Parameter	Type	Required	Description
`grant_type`	string	Yes	Must be `refresh_token`
`refresh_token`	string	Yes	Valid refresh token
`client_id`	string	Yes	Your application's client ID
`client_secret`	string	Yes	Your application's client secret

Example Request

POST https://minform.io/api/oauth/token
Content-Type: application/x-www-form-urlencoded

grant_type=refresh_token&refresh_token=a1b2c3d4e5f6...&client_id=your_client_id&client_secret=your_client_secret

Success Response

{
  "access_token": "eyJhbGciOiJIUzI1NiIsInR5cCI6IkpXVCJ9...",
  "refresh_token": "a1b2c3d4e5f6...",
  "token_type": "bearer",
  "expires_in": 3600
}

Error Responses

Invalid Client Credentials (401)

{
  "error": "invalid_client",
  "error_description": "Invalid client credentials"
}

Invalid Authorization Code (400)

{
  "error": "invalid_grant",
  "error_description": "Invalid or expired authorization code"
}

Invalid Refresh Token (400)

{
  "error": "invalid_grant",
  "error_description": "Invalid refresh token"
}

Revoke Token URL

Revoke a refresh token to invalidate access for your application.

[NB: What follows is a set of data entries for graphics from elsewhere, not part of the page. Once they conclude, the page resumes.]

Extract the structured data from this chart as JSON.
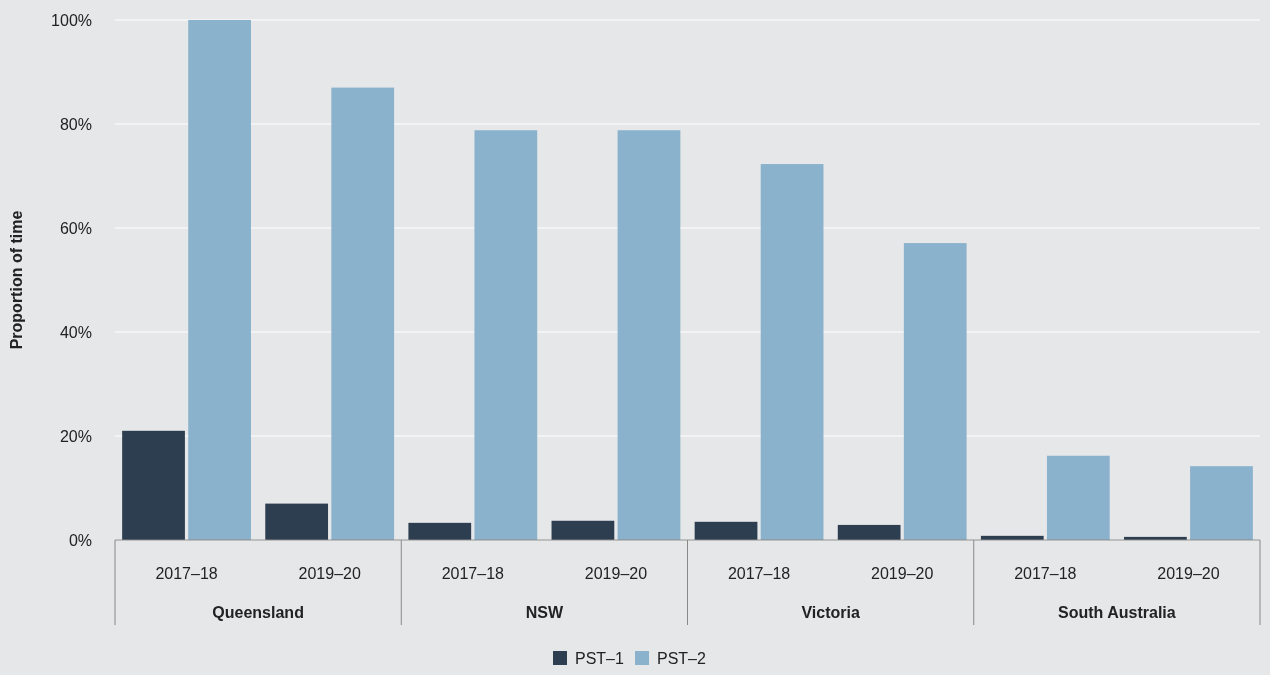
{
  "chart_data": {
    "type": "bar",
    "ylabel": "Proportion of time",
    "categories": [
      "2017–18",
      "2019–20",
      "2017–18",
      "2019–20",
      "2017–18",
      "2019–20",
      "2017–18",
      "2019–20"
    ],
    "annotations": [
      "Queensland",
      "NSW",
      "Victoria",
      "South Australia"
    ],
    "series": [
      {
        "name": "PST–1",
        "color": "#2d3e50",
        "values": [
          21,
          7,
          3.3,
          3.7,
          3.5,
          2.9,
          0.8,
          0.6
        ]
      },
      {
        "name": "PST–2",
        "color": "#8bb2cc",
        "values": [
          100,
          87,
          78.8,
          78.8,
          72.3,
          57.1,
          16.2,
          14.2
        ]
      }
    ],
    "ylim": [
      0,
      100
    ],
    "yticks": [
      {
        "value": 0,
        "label": "0%"
      },
      {
        "value": 20,
        "label": "20%"
      },
      {
        "value": 40,
        "label": "40%"
      },
      {
        "value": 60,
        "label": "60%"
      },
      {
        "value": 80,
        "label": "80%"
      },
      {
        "value": 100,
        "label": "100%"
      }
    ],
    "grid": "y",
    "legend": "bottom"
  }
}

POST https://minform.io/api/oauth/revoke

Parameters

Parameter	Type	Required	Description
`token`	string	Yes	The refresh token to revoke
`client_id`	string	Yes	Your application's client ID
`client_secret`	string	Yes	Your application's client secret

Example Request

POST https://minform.io/api/oauth/revoke
Content-Type: application/x-www-form-urlencoded

token=a1b2c3d4e5f6...&client_id=your_client_id&client_secret=your_client_secret

Success Response

Returns success even if the token was not found (per OAuth 2.0 specification):

{
  "success": true
}

Error Responses

Missing Parameters (400)

{
  "error": "invalid_request",
  "error_description": "Missing required parameters"
}

Invalid Client Credentials (401)

{
  "error": "invalid_client",
  "error_description": "Invalid client credentials"
}

Server Error (500)

{
  "error": "server_error",
  "error_description": "Failed to process revocation request"
}

Note: Revoking a refresh token will invalidate all access tokens generated from it. Users will need to re-authorize your application to regain access.

Scopes

Scopes define the level of access that Pipedream has to your Minform account. The following scopes are available:

Scope	Description
`read:forms`	Access to list forms in your account
`read:submissions`	Access to view form submissions

Using Authentication with API Requests

When making API requests to Minform, include the access token in the Authorization header:

Authorization: Bearer YOUR_ACCESS_TOKEN

Note: All API requests must use HTTPS. Requests using HTTP will be rejected.